Pakistani climber Sajid Ali Sadpara has made history by scaling some of Earth's tallest peaks, but perhaps his greatest accomplishment is his cleanup effort on K2 in the summer of 2023.
Last July, Sadpara and his team of four spent a month picking up ropes, tents, and depleted oxygen canisters abandoned by other climbers on the second-highest mountain in the world.
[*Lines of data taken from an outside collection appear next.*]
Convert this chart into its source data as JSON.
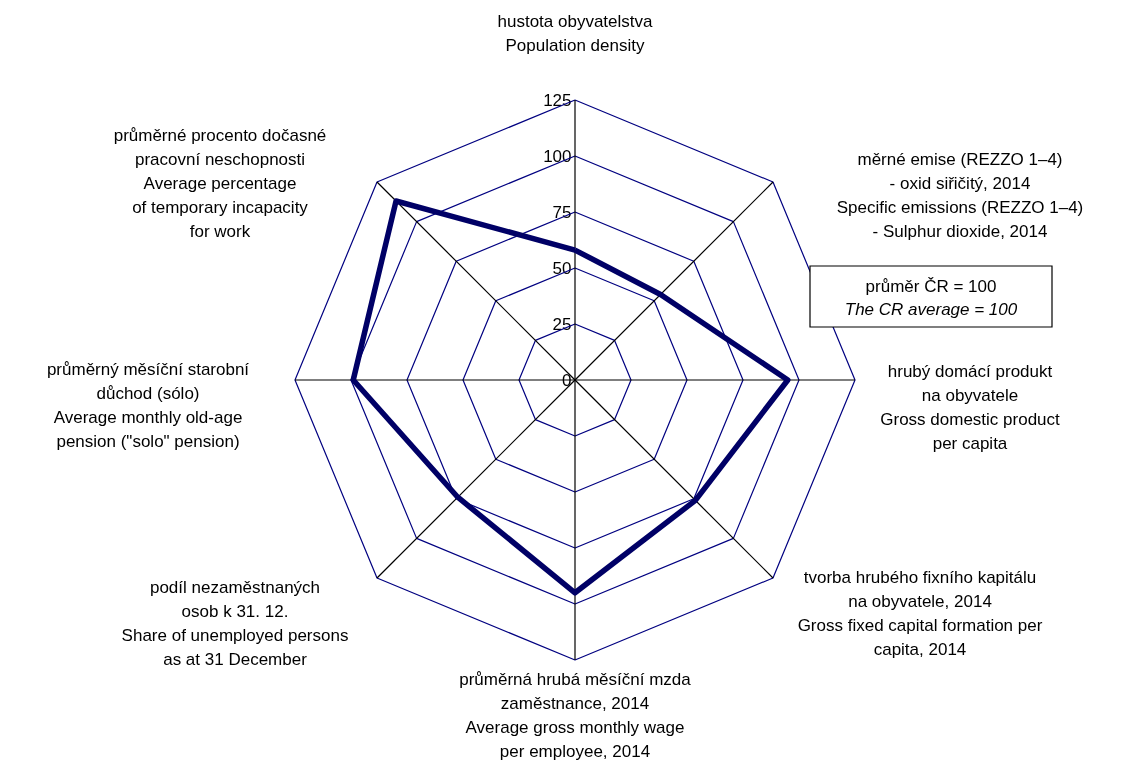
{
  "chart_data": {
    "type": "radar",
    "categories": [
      "hustota obyvatelstva\n\nPopulation density",
      "měrné emise (REZZO 1–4)\n- oxid siřičitý, 2014\n\nSpecific emissions (REZZO 1–4)\n- Sulphur dioxide, 2014",
      "hrubý domácí produkt\nna obyvatele\n\nGross domestic product\nper capita",
      "tvorba hrubého fixního kapitálu\nna obyvatele, 2014\n\nGross fixed capital formation per\ncapita, 2014",
      "průměrná hrubá měsíční mzda\nzaměstnance, 2014\n\nAverage gross monthly wage\nper employee, 2014",
      "podíl nezaměstnaných\nosob k 31. 12.\n\nShare of unemployed persons\nas at 31 December",
      "průměrný měsíční starobní\ndůchod (sólo)\n\nAverage monthly old-age\npension (\"solo\" pension)",
      "průměrné procento dočasné\npracovní neschopnosti\n\nAverage percentage\nof temporary incapacity\nfor work"
    ],
    "series": [
      {
        "color": "#000066",
        "values": [
          58,
          54,
          95,
          76,
          95,
          74,
          99,
          113
        ]
      }
    ],
    "ylim": [
      0,
      125
    ],
    "yticks": [
      0,
      25,
      50,
      75,
      100,
      125
    ],
    "grid": true,
    "annotations": [
      "průměr ČR = 100\n\nThe CR average = 100"
    ]
  }
}
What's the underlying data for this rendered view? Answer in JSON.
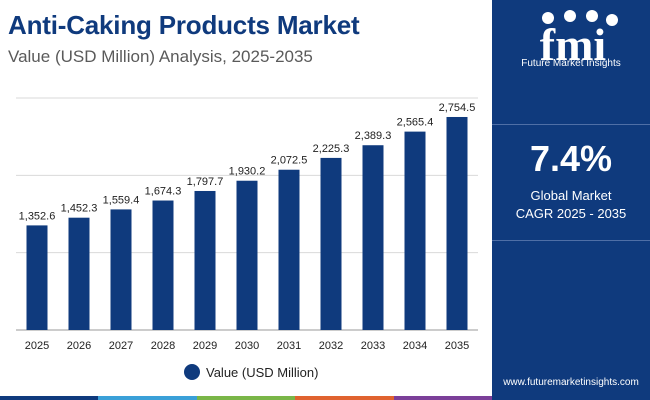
{
  "header": {
    "title": "Anti-Caking Products Market",
    "subtitle": "Value (USD Million) Analysis, 2025-2035"
  },
  "chart_data": {
    "type": "bar",
    "categories": [
      "2025",
      "2026",
      "2027",
      "2028",
      "2029",
      "2030",
      "2031",
      "2032",
      "2033",
      "2034",
      "2035"
    ],
    "series": [
      {
        "name": "Value (USD Million)",
        "values": [
          1352.6,
          1452.3,
          1559.4,
          1674.3,
          1797.7,
          1930.2,
          2072.5,
          2225.3,
          2389.3,
          2565.4,
          2754.5
        ]
      }
    ],
    "data_labels": [
      "1,352.6",
      "1,452.3",
      "1,559.4",
      "1,674.3",
      "1,797.7",
      "1,930.2",
      "2,072.5",
      "2,225.3",
      "2,389.3",
      "2,565.4",
      "2,754.5"
    ],
    "ylim": [
      0,
      3000
    ],
    "grid": true,
    "legend_position": "bottom-center",
    "bar_color": "#0f3a7d"
  },
  "legend": {
    "label": "Value (USD Million)"
  },
  "panel": {
    "logo_text": "fmi",
    "logo_sub": "Future Market Insights",
    "cagr_value": "7.4%",
    "cagr_line1": "Global Market",
    "cagr_line2": "CAGR 2025 - 2035",
    "website": "www.futuremarketinsights.com"
  },
  "colors": {
    "brand": "#0f3a7d",
    "bottom_bar": [
      "#0f3a7d",
      "#3aa0d8",
      "#7ab648",
      "#e0632f",
      "#7b3f99"
    ]
  }
}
They accrued as much as 200 kilograms (440 pounds) of litter in a week, per the Agence France-Presse.
"K2 is no longer as beautiful as it once used to be," Abbas Sadpara, an unrelated veteran mountaineer, told AFP at K2 Basecamp. "We have destroyed its beauty with our own hands."
The mountain, which got its name from British surveyors in 1856 who identified it as the second peak of the Karakoram range, formed 50 million years ago in what is now the Gilgit-Baltistan region of northeastern Pakistan.
It can sustain winds up to 200 kilometers per hour (124 mph) and temperatures as low as minus-60 degrees Celsius (minus-76 Fahrenheit), making trash collection extremely difficult.
Sadpara's cleanup efforts served to preserve K2's natural beauty and also honor his late father, Ali Sadpara, who died while ascending the mountain in 2021 with his son and two other climbers.
Deserted equipment has become a problem following the explosion in popularity of mountain tourism, according to Central Karakoram National Park ecologist Yasir Abbas, who ran a campaign that removed 1,600 kilograms of litter from K2 in 2022.
"Commercial companies, they take in more equipment," he told AFP. "If more people go to climb, there will be more waste."
Conditions are no different on Mount Everest, as the world's tallest mountain has also seen a rise in gear and garbage dumped by mountaineers.
Sadpara acknowledged the challenge of climbing K2 and that, for many hikers, picking up after themselves becomes secondary to simply surviving. However, he added that part of mountain climbing's allure is the "mental peace" it brings and that the sight of refuse can alter the experience.
"I'm doing it from my heart," Sajid Sadpara said of his actions. "This is our mountain. We are the custodians."